En effet, dans la perspective de la session parlementaire du mois de Novembre 2007 consacrée à l’examen et à l’adoption du budget 2008 de la République du Cameroun, la CSP mène depuis le début du mois d’Octobre 2007, des actions de sensibilisation, d’information et de mobilisation, afin que l’incidence financière d’une revalorisation des salaires dans la Fonction Publique soit enfin prise en compte.

C’est dans ce cadre que le Mercredi 28 Novembre 2008, en ouverture de leur mot d’ordre de grève de trois jours, les travailleurs de la Fonction Publique ont manifesté devant les locaux de l’Assemblée Nationale pour interpeller les députés nouvellement élus (scrutin du 22 Juillet 2007) et protester contre la politique antisociale du Gouvernement.

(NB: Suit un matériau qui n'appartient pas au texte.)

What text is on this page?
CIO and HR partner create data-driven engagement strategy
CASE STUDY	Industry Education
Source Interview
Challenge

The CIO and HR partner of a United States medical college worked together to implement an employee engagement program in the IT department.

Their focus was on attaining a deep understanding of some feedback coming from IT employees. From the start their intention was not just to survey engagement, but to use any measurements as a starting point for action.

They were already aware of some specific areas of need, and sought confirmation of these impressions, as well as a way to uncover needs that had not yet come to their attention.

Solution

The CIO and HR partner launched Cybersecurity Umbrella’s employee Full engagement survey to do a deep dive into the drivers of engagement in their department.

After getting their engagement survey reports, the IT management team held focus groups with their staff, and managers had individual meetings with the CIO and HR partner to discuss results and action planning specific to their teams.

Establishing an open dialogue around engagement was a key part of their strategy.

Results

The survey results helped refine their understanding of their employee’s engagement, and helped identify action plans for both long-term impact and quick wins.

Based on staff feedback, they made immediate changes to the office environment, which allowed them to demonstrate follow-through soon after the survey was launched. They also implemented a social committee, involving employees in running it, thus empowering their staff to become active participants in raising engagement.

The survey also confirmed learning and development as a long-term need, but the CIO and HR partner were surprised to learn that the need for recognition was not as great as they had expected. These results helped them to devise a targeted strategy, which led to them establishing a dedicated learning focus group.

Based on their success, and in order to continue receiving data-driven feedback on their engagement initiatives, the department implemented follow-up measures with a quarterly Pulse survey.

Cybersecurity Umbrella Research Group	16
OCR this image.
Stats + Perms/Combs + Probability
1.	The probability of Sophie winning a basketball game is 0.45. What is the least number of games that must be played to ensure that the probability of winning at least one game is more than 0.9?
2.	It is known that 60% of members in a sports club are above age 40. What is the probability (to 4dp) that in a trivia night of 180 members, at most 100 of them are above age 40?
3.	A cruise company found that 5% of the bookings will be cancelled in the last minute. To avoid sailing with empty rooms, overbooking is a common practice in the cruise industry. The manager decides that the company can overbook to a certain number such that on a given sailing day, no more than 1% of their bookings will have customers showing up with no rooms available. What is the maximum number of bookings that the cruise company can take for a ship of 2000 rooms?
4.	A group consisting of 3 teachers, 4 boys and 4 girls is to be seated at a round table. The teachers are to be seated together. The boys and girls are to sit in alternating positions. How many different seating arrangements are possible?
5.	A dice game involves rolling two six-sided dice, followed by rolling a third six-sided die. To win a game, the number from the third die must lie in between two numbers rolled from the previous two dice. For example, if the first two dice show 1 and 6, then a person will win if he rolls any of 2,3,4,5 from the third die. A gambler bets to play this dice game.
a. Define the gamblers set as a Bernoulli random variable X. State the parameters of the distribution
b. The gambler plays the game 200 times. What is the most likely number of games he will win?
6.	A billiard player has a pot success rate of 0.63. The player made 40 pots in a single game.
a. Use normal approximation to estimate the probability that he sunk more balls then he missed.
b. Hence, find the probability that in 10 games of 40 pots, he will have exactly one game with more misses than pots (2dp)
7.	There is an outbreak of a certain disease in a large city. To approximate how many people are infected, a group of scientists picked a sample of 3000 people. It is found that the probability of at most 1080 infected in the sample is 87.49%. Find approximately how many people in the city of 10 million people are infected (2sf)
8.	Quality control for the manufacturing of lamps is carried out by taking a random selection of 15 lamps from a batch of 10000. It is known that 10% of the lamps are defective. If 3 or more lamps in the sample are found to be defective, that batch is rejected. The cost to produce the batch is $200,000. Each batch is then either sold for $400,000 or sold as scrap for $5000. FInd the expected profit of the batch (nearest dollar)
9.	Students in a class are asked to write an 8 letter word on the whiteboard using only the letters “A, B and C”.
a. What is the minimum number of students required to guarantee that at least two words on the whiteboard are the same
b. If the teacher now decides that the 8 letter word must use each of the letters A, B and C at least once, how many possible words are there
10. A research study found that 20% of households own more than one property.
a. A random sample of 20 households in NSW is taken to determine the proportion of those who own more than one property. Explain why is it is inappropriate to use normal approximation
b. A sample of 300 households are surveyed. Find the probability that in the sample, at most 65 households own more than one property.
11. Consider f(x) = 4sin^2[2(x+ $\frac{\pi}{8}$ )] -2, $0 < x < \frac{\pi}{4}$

Depuis sa création en Mars 2000, la CSP a fait de la revalorisation des salaires dans la Fonction Publique son principal cheval de bataille. Les actions et manifestations en cours s’inscrivent dans la campagne de plaidoyer engagée depuis quelques années à cet effet, campagne enrichie cette année par une autre revendication toute aussi vitale à savoir l’harmonisation de l’âge de départ à la retraite à 60 ans pour tous les fonctionnaires.

A titre de rappel, sous le prétexte de la crise économique, les travailleurs de la Fonction Publique camerounaise ont subi en 1993, une baisse drastique leurs salaires de plus de 70% (M. Wenang P., un fonctionnaire de catégorie B qui touchait 160.000 Fcfa par mois s’est ainsi retrouvé avec environ 63.000 Fcfa), laquelle a été suivie en Janvier 1994 par la dévaluation du Fcfa et aggravée depuis plus de 10 ans par une hausse intempestive des prix des produits de première nécessité sur le marché. Dans toute la zone Franc CFA, le Cameroun est le seul pays à avoir géré la situation de la sorte. Face à la même conjoncture, tous les autres gouvernements (le Sénégal & le Gabon), à défaut de maintenir les salaires à leur niveau du moment, les ont plutôt revalorisés, certains même deux fois déjà.

Aujourd’hui, avec toutes les retombées bilatérales et multilatérales (environ 2033 Milliards de Fcfa) issues de l’IPPTE (Initiative Pays Pauvres Très Endettés) et les bénéfices engrangés à l’issue des multiples opérations d’assainissement du fichier soldes de l’Etat (19 Milliards de Fcfa par mois) les travailleurs de la fonction publique estiment qu’il est plus que jamais temps de corriger ces injustices et mettre fin à leurs souffrances.

Mais au lieu d’engager des négociations avec les représentants des travailleurs, les pouvoirs publics camerounais, fidèles à leur tradition autocratique, ont préféré la violence, au mépris des principes démocratiques et des conventions de l’OIT sur la liberté syndicale dûment ratifiées.